Solofra, approvato il consuntivo in un clima di caos ingiustificato

La maggioranza rivendica il voto: evitato il commissario. Condannata l'offesa alla fascia tricolore in pelle

Seduta tesa in Consiglio comunale. Il bilancio consuntivo passa con il voto della maggioranza, mentre resta alta la frattura politica a Palazzo Orsini.

Il Consiglio comunale di Solofra ha approvato questa mattina, 23 giugno 2026, il bilancio consuntivo dell’ente. Un passaggio amministrativo decisivo, rivendicato dalla maggioranza come atto necessario per evitare l’arrivo di un commissario prefettizio e garantire continuità ai servizi comunali. La seduta, però, si è svolta in un clima di forte tensione politica, con scontri tra maggioranza, opposizione e consiglieri che nei mesi scorsi erano stati eletti nella coalizione di governo cittadino.

 

Secondo la ricostruzione diffusa dalla maggioranza, l’approvazione del consuntivo avrebbe consentito di tutelare la stabilità dell’ente e il futuro amministrativo della città. Il voto arriva dopo settimane difficili per l’amministrazione guidata dal sindaco Nicola Moretti, già attraversata da una crisi interna e da passaggi consiliari ad alta tensione sul fronte dei documenti finanziari.

La frattura in aula

Il nodo politico della seduta riguarda la presenza e il voto del consigliere Gino De Stefano, da poco entrato tra i banchi della maggioranza.

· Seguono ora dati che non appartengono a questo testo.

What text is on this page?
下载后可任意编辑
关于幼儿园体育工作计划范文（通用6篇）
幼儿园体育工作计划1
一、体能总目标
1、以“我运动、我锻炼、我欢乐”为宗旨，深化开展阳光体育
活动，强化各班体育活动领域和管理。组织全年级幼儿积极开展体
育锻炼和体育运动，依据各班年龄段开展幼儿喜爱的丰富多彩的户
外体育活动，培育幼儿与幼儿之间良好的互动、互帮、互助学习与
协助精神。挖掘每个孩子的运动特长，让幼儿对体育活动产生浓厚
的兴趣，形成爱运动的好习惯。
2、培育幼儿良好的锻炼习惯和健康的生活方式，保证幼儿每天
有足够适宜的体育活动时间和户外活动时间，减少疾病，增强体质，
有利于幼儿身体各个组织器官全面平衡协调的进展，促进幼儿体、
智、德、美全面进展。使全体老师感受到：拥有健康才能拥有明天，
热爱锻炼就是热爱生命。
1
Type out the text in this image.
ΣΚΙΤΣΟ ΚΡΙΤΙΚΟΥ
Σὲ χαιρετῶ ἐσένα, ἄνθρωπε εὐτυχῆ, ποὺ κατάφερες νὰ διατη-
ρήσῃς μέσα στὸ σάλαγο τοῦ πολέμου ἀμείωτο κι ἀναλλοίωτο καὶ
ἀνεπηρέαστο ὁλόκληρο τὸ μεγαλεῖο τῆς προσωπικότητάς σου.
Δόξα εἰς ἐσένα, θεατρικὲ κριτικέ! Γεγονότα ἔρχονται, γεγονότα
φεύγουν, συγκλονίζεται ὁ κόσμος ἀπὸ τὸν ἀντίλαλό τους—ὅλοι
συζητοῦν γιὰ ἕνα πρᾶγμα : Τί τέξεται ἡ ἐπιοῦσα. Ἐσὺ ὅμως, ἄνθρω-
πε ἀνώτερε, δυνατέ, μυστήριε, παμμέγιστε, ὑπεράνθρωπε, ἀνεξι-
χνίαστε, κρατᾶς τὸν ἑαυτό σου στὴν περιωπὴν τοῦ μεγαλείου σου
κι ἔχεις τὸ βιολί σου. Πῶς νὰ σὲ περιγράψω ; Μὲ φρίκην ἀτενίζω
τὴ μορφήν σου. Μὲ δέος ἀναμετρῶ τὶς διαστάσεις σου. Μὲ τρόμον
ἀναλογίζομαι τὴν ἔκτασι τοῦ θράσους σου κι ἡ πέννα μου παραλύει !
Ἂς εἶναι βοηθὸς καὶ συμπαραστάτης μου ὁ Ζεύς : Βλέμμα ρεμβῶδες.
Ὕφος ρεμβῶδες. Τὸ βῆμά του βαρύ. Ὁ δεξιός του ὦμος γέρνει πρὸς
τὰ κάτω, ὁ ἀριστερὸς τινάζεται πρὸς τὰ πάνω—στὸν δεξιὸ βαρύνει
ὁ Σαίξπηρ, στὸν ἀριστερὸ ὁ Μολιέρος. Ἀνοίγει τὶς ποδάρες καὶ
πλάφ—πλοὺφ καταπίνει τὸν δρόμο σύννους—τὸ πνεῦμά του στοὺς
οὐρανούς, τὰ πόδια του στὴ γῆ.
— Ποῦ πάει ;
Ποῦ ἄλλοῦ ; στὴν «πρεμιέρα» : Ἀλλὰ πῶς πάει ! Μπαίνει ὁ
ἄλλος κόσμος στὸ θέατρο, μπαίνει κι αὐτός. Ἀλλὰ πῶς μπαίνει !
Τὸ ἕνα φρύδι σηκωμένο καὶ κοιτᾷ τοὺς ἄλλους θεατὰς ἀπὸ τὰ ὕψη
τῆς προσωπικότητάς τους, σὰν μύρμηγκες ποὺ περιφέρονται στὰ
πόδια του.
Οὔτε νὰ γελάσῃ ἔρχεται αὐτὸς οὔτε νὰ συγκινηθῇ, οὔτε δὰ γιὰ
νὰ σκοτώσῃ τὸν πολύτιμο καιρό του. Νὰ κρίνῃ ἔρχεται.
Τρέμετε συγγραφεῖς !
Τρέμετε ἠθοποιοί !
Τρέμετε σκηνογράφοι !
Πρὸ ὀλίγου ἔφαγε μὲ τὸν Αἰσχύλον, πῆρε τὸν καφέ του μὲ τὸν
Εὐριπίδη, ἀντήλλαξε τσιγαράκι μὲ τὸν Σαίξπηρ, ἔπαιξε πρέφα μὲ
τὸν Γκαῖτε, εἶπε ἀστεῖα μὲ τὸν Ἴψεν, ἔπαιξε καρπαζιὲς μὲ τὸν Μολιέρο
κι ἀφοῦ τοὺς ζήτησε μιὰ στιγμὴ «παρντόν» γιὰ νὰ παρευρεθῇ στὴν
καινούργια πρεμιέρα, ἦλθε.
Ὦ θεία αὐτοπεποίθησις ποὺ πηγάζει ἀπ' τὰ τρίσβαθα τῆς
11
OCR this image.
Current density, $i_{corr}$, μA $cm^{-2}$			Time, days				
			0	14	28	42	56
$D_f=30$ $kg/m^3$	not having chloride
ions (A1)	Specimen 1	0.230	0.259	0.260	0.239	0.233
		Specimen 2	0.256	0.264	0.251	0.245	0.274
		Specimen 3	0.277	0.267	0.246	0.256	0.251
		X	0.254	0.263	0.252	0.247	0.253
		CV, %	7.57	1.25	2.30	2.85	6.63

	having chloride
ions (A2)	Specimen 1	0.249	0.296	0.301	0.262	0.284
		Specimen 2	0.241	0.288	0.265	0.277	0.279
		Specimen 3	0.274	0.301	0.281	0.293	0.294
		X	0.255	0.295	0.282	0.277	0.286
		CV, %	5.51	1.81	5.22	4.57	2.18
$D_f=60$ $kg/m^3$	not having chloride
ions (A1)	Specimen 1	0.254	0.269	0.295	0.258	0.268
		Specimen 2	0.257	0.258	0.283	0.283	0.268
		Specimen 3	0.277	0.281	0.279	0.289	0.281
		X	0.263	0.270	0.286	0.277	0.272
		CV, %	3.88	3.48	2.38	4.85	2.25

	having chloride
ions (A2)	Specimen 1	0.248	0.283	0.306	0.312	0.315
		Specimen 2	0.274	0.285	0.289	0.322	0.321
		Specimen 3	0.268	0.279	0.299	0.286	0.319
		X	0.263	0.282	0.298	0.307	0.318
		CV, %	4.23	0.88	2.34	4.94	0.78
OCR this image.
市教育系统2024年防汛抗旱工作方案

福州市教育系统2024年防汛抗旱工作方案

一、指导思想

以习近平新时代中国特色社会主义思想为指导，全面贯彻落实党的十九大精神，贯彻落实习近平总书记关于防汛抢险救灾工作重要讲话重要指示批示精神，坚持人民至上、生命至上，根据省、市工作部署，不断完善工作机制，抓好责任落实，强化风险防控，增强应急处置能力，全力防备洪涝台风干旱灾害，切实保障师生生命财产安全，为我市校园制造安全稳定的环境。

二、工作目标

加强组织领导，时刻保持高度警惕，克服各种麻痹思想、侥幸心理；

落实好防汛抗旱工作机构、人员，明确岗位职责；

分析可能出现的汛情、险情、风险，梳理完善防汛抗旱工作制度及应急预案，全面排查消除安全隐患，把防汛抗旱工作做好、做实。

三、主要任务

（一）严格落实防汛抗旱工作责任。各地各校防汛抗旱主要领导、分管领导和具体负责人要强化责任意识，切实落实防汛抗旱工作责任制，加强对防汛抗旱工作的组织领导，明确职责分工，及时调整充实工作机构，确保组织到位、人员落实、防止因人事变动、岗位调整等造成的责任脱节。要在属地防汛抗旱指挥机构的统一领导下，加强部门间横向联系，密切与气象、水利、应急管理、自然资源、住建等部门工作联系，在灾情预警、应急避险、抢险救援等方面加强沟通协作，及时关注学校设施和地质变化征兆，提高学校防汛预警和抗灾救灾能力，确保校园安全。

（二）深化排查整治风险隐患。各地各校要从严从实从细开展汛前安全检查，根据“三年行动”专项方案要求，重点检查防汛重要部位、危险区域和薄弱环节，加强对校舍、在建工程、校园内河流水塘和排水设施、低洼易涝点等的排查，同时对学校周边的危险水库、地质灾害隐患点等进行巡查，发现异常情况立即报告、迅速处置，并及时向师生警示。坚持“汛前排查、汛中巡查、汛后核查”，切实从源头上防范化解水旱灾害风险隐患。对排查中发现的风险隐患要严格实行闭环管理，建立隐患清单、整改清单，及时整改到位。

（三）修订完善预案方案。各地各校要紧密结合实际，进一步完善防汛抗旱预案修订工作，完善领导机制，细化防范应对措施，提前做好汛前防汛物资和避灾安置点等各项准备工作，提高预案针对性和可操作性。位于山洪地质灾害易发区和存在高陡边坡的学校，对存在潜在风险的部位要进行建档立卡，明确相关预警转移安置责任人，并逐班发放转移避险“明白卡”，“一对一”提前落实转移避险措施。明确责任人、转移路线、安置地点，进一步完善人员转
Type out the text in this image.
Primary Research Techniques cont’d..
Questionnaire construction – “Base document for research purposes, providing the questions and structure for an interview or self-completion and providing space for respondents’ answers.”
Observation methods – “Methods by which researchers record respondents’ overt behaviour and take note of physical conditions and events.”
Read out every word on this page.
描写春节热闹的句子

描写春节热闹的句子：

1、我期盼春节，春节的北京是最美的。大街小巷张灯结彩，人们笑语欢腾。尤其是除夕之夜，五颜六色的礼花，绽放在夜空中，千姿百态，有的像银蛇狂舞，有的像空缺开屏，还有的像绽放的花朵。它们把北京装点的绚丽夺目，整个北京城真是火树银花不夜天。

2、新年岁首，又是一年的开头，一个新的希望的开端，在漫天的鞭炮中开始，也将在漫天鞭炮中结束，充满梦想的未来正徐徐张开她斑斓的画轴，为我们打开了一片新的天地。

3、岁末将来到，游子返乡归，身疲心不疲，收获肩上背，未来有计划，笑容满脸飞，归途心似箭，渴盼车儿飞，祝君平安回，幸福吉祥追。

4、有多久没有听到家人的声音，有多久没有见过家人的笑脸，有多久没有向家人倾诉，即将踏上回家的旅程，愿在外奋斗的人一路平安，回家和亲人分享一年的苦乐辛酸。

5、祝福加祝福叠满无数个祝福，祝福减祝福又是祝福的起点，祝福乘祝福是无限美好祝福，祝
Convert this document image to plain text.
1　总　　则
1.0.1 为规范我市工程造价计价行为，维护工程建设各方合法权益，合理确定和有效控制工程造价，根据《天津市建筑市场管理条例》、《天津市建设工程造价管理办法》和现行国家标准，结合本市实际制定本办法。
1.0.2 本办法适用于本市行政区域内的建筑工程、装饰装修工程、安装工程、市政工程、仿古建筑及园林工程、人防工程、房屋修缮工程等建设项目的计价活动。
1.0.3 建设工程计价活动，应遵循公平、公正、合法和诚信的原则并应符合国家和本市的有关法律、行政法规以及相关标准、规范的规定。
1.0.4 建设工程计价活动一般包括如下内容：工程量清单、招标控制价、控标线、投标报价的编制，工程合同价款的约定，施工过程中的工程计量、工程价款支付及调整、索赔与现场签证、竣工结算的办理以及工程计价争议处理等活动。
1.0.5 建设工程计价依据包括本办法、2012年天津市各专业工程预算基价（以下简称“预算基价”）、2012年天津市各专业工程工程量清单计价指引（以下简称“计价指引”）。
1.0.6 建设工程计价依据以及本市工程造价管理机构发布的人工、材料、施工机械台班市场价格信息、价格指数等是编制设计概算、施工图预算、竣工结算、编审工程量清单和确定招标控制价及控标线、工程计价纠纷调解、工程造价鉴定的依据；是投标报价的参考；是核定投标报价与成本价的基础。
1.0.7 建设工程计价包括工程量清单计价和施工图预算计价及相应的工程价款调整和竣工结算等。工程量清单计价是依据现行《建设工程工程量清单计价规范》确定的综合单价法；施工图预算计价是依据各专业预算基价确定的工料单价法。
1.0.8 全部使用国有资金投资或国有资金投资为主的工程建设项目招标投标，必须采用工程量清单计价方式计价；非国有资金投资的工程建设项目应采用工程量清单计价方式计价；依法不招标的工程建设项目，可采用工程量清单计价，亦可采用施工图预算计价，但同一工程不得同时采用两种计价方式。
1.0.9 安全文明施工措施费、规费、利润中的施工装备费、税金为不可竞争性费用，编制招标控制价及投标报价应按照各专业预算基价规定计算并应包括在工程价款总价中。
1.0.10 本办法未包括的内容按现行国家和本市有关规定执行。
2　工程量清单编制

La maggioranza accusa l’opposizione e tre consiglieri eletti originariamente nella coalizione di governo, oggi schierati con la minoranza, di aver tentato di impedirgli di esercitare il proprio diritto al voto.

La contestazione ha alimentato il clima di caos in aula, trasformando l’approvazione del bilancio in un nuovo terreno di scontro. Per la maggioranza si è trattato di un comportamento grave, capace di indebolire il corretto funzionamento della democrazia locale. Dall’altra parte, resta il dato politico di una maggioranza numericamente fragile, costretta a misurarsi con divisioni interne che continuano a pesare sull’azione amministrativa.

La polemica sulla fascia tricolore

Nel corso della seduta è esplosa anche una polemica istituzionale attorno alla fascia tricolore del sindaco. La maggioranza ha giudicato inaccettabili le parole attribuite alla consigliera Maria Luisa Guacci, accusata di aver sminuito il valore simbolico della fascia indossata dal primo cittadino.

La fascia, secondo quanto riferito dalla maggioranza, sarebbe stata realizzata in pelle e donata da un imprenditore solofrano in occasione dei festeggiamenti del Santo Patrono. Per l’amministrazione si tratta di un simbolo da rispettare, perché rappresenta non solo la figura del sindaco, ma l’intera comunità cittadina e la funzione istituzionale che egli esercita.

Bilancio e stabilità politica

L’approvazione del consuntivo consente ora all’amministrazione di rivendicare un risultato politico e amministrativo, ma non cancella le difficoltà emerse in aula. La tenuta della maggioranza resta il tema centrale della fase che si apre dopo il voto. Il sindaco Nicola Moretti e i consiglieri che lo sostengono parlano di responsabilità, stabilità e difesa dei servizi essenziali, mentre il confronto con l’opposizione appare destinato a proseguire su toni molto accesi.

La vicenda conferma il clima di instabilità che da mesi attraversa Palazzo Orsini. Il bilancio è passato, ma il voto non chiude la crisi politica. Al contrario, la rende ancora più evidente: da un lato la maggioranza che rivendica la necessità di andare avanti, dall’altro un fronte critico che contesta metodo, numeri e gestione dell’aula.

La sfida dei prossimi mesi

Per Solofra, il passaggio consiliare rappresenta una tappa importante, ma non definitiva. Dopo l’approvazione del consuntivo, l’amministrazione sarà chiamata a dimostrare di poter governare senza restare prigioniera dello scontro permanente. Servizi, programmazione finanziaria e tenuta istituzionale saranno i banchi di prova dei prossimi mesi.

La maggioranza assicura di voler proseguire con impegno e trasparenza, difendendo la stabilità dell’ente e il futuro della città. Ma la seduta del 23 giugno lascia in eredità un dato politico chiaro: a Solofra la partita amministrativa resta aperta e il bilancio approvato non basta, da solo, a ricomporre la frattura in Consiglio comunale.